Adding to the long list of projects that Mark Walhberg is currently attached to, the Fighter star is set to produce and possibly star in two more films. Variety reports that the actor and his producing partner, Stephen Levinson, have come aboard the adaptation of Robert Cooley’s When Corruption Was King as producers with the possibility that Wahlberg might star in the flick as well. Frank Baldwin is writing the script, with no director attached at the moment. Cooley’s memoir tells the story of how he, as a mob attorney, played a major role in bringing down Chicago’s mob organization during Operation Gambat.
Additionally, The Tracking Board (via /Film) reports that Wahlberg is also set to produce and possibly star in a remake of the 1971 action film Billy Jack. Starring Tom Laughlin, Billy Jack centers on a gunslinger who defends a hippie-themed school from townspeople opposed to the counterculture students. Presumably, this plot would be updated. Though I personally think a shoot-em-up action flick with a gun-slinging Mark Wahlberg protecting liberal arts students from angry townsfolk would make for a fantastic moviegoing experience. Hit the jump for a rundown of the other projects that Walhberg is connected to at the moment, as well as a synopsis of When Corruption Was King.
Wahlberg is attached to quite a few projects at the moment, some of which have more solid commitments than others. He’s set to produce and possibly star in the action-comedy Bait and Switch, is still hopeful that he’ll star in David O. Russell’s Uncharted, and has been mentioned in connection with another possible Russell project, Cocaine Cowboys. There’s also that “may or may not happen” sequel to The Fighter. The actor is next set to star in Seth McFarlane’s Ted, which starts shooting next month, after he wraps filming on Contraband.

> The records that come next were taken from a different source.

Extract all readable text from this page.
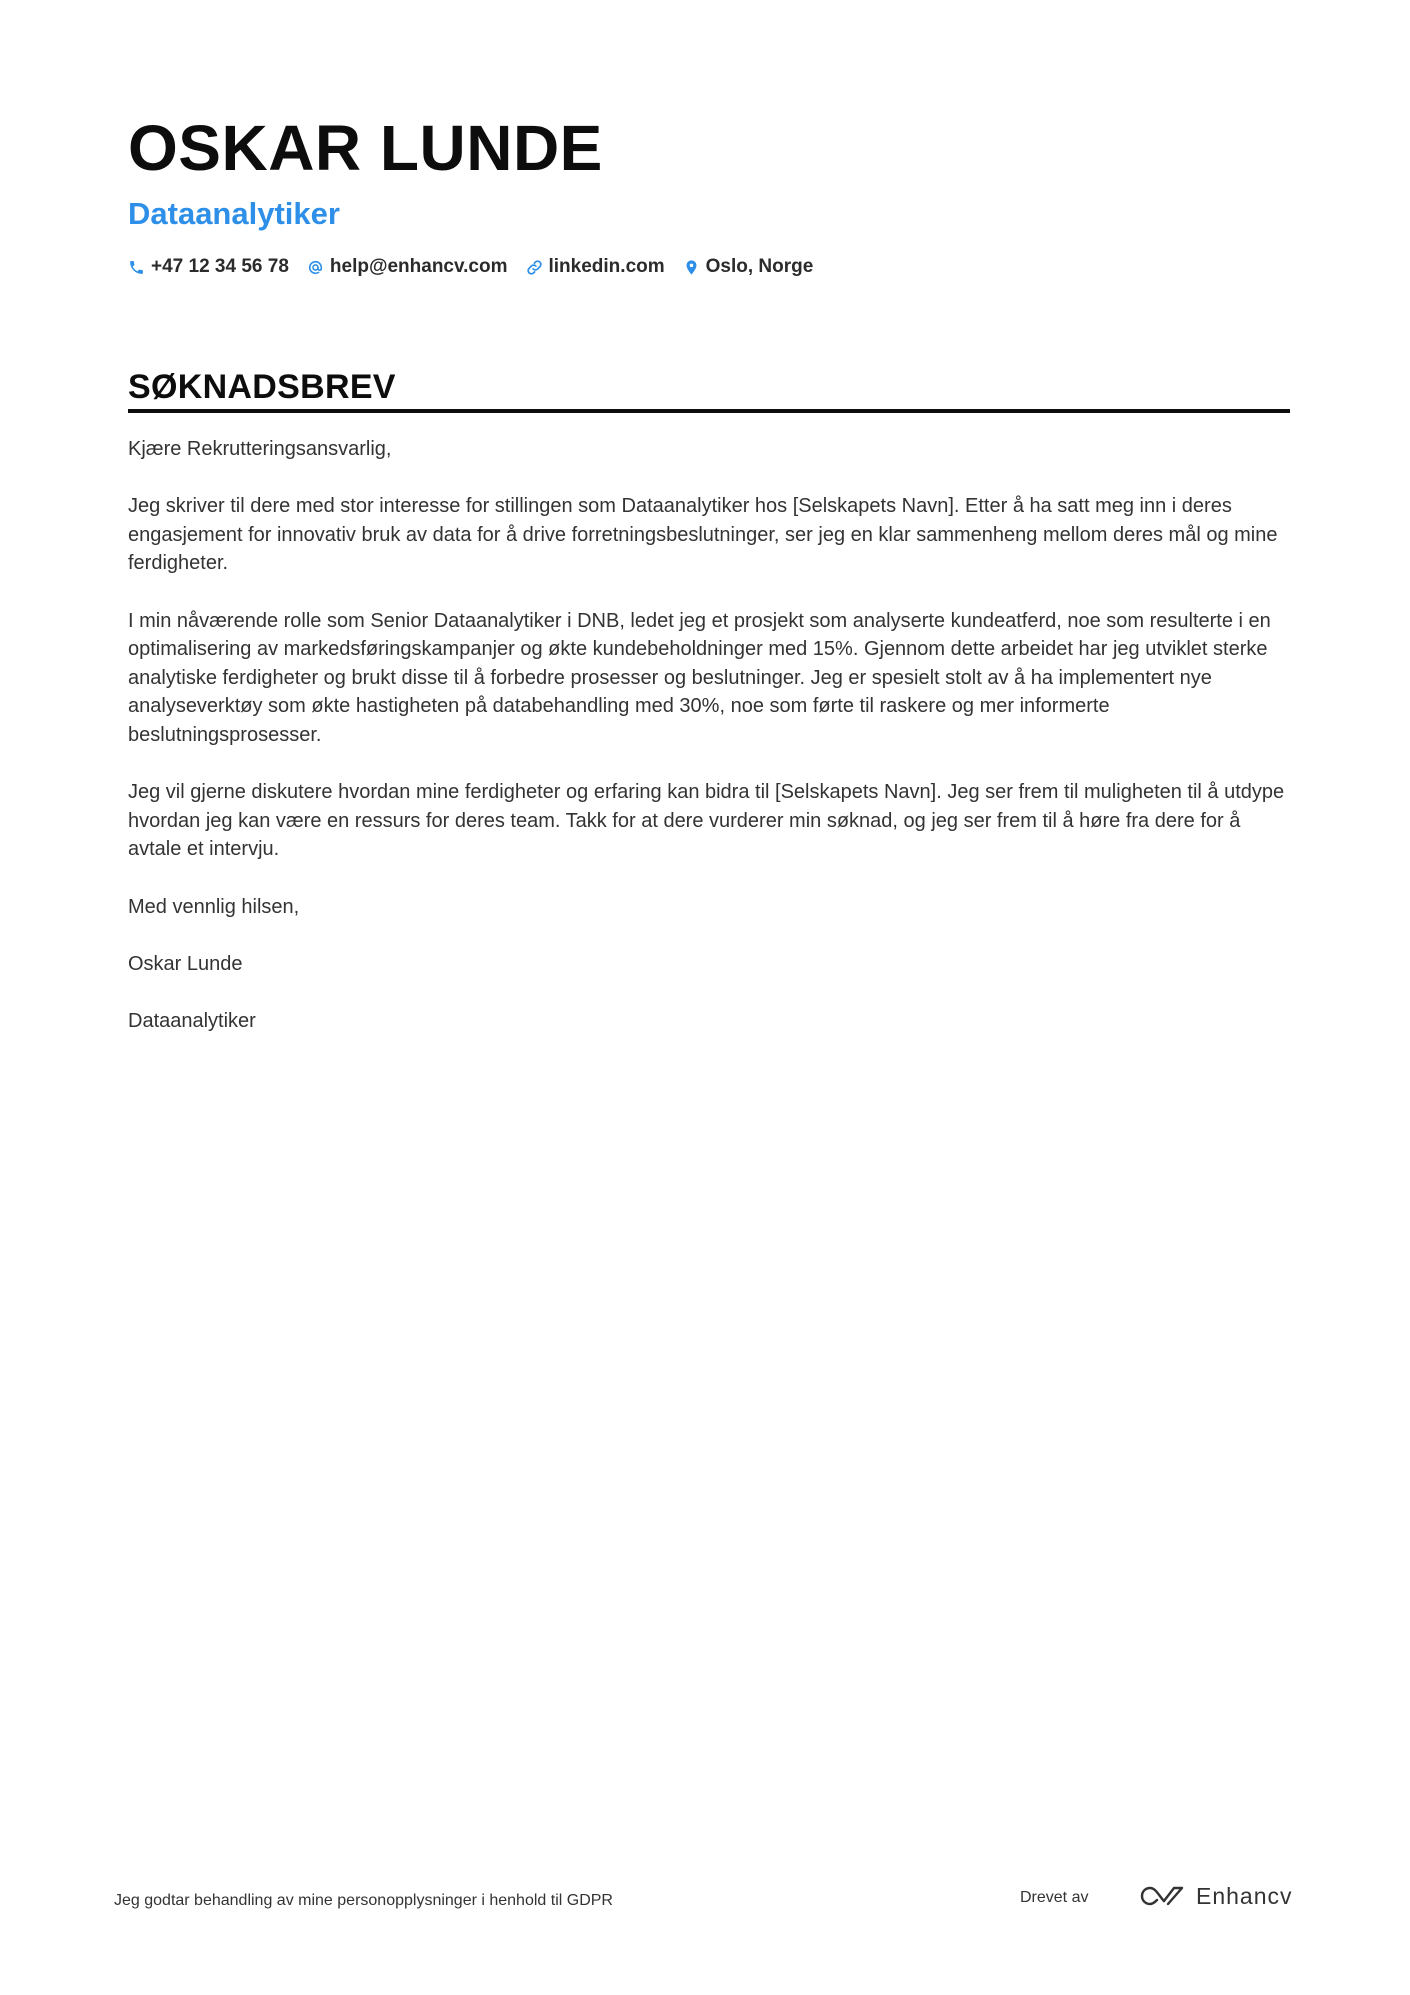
OSKAR LUNDE
Dataanalytiker
+47 12 34 56 78 help@enhancv.com linkedin.com Oslo, Norge
SØKNADSBREV

Kjære Rekrutteringsansvarlig,

Jeg skriver til dere med stor interesse for stillingen som Dataanalytiker hos [Selskapets Navn]. Etter å ha satt meg inn i deres engasjement for innovativ bruk av data for å drive forretningsbeslutninger, ser jeg en klar sammenheng mellom deres mål og mine ferdigheter.

I min nåværende rolle som Senior Dataanalytiker i DNB, ledet jeg et prosjekt som analyserte kundeatferd, noe som resulterte i en optimalisering av markedsføringskampanjer og økte kundebeholdninger med 15%. Gjennom dette arbeidet har jeg utviklet sterke analytiske ferdigheter og brukt disse til å forbedre prosesser og beslutninger. Jeg er spesielt stolt av å ha implementert nye analyseverktøy som økte hastigheten på databehandling med 30%, noe som førte til raskere og mer informerte beslutningsprosesser.

Jeg vil gjerne diskutere hvordan mine ferdigheter og erfaring kan bidra til [Selskapets Navn]. Jeg ser frem til muligheten til å utdype hvordan jeg kan være en ressurs for deres team. Takk for at dere vurderer min søknad, og jeg ser frem til å høre fra dere for å avtale et intervju.

Med vennlig hilsen,

Oskar Lunde

Dataanalytiker

Jeg godtar behandling av mine personopplysninger i henhold til GDPR	Drevet av	Enhancv
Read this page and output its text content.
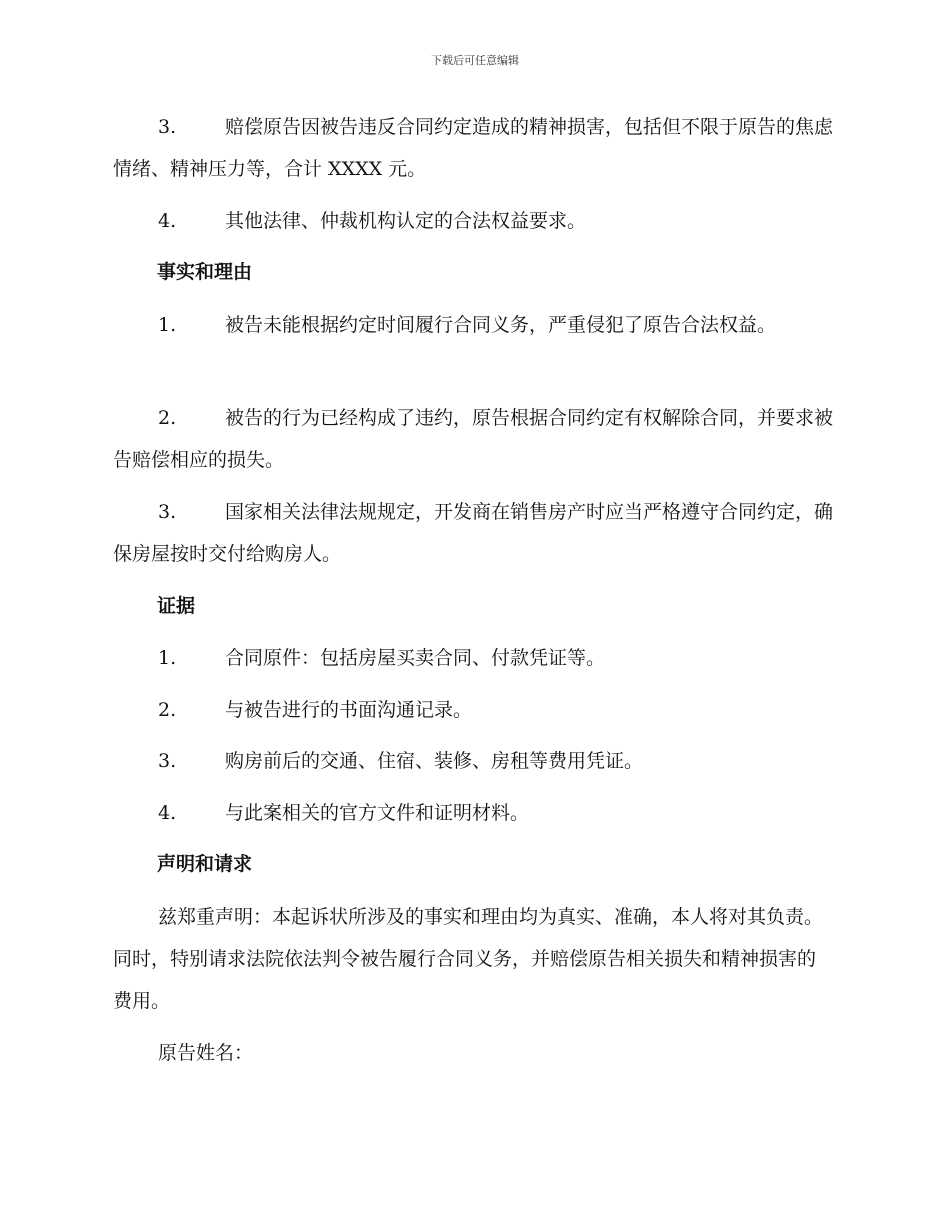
下载后可任意编辑
3.	赔偿原告因被告违反合同约定造成的精神损害，包括但不限于原告的焦虑情绪、精神压力等，合计 XXXX 元。
4.	其他法律、仲裁机构认定的合法权益要求。
事实和理由
1.	被告未能根据约定时间履行合同义务，严重侵犯了原告合法权益。
2.	被告的行为已经构成了违约，原告根据合同约定有权解除合同，并要求被告赔偿相应的损失。
3.	国家相关法律法规规定，开发商在销售房产时应当严格遵守合同约定，确保房屋按时交付给购房人。
证据
1.	合同原件：包括房屋买卖合同、付款凭证等。
2.	与被告进行的书面沟通记录。
3.	购房前后的交通、住宿、装修、房租等费用凭证。
4.	与此案相关的官方文件和证明材料。
声明和请求
兹郑重声明：本起诉状所涉及的事实和理由均为真实、准确，本人将对其负责。同时，特别请求法院依法判令被告履行合同义务，并赔偿原告相关损失和精神损害的费用。
原告姓名：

Here’s the synopsis for When Corruption Was King:
In this true-crime memoir, former Chicago mob attorney Cooley engagingly recounts his role in sparking Operation Gambat, a sweeping federal corruption probe into Chicago’s political and judicial arenas. Operation Gambat succeeded in documenting the extensive ties between the mob and local government, thanks largely to Cooley’s cooperation and courage. The author doesn’t spare himself in recounting his descent into the world of crime, despite his loving family and policeman father; and his transformation from fixer and operator into avenging angel is plausibly rendered. Cooley does a nice job of taking the reader inside an undercover investigation, with its glitches, ego clashes and inevitable setbacks. Although his extensive involvement in graft makes Cooley less than fully sympathetic, his risk-taking to expose the crooked system goes a long way toward redeeming him [Amazon].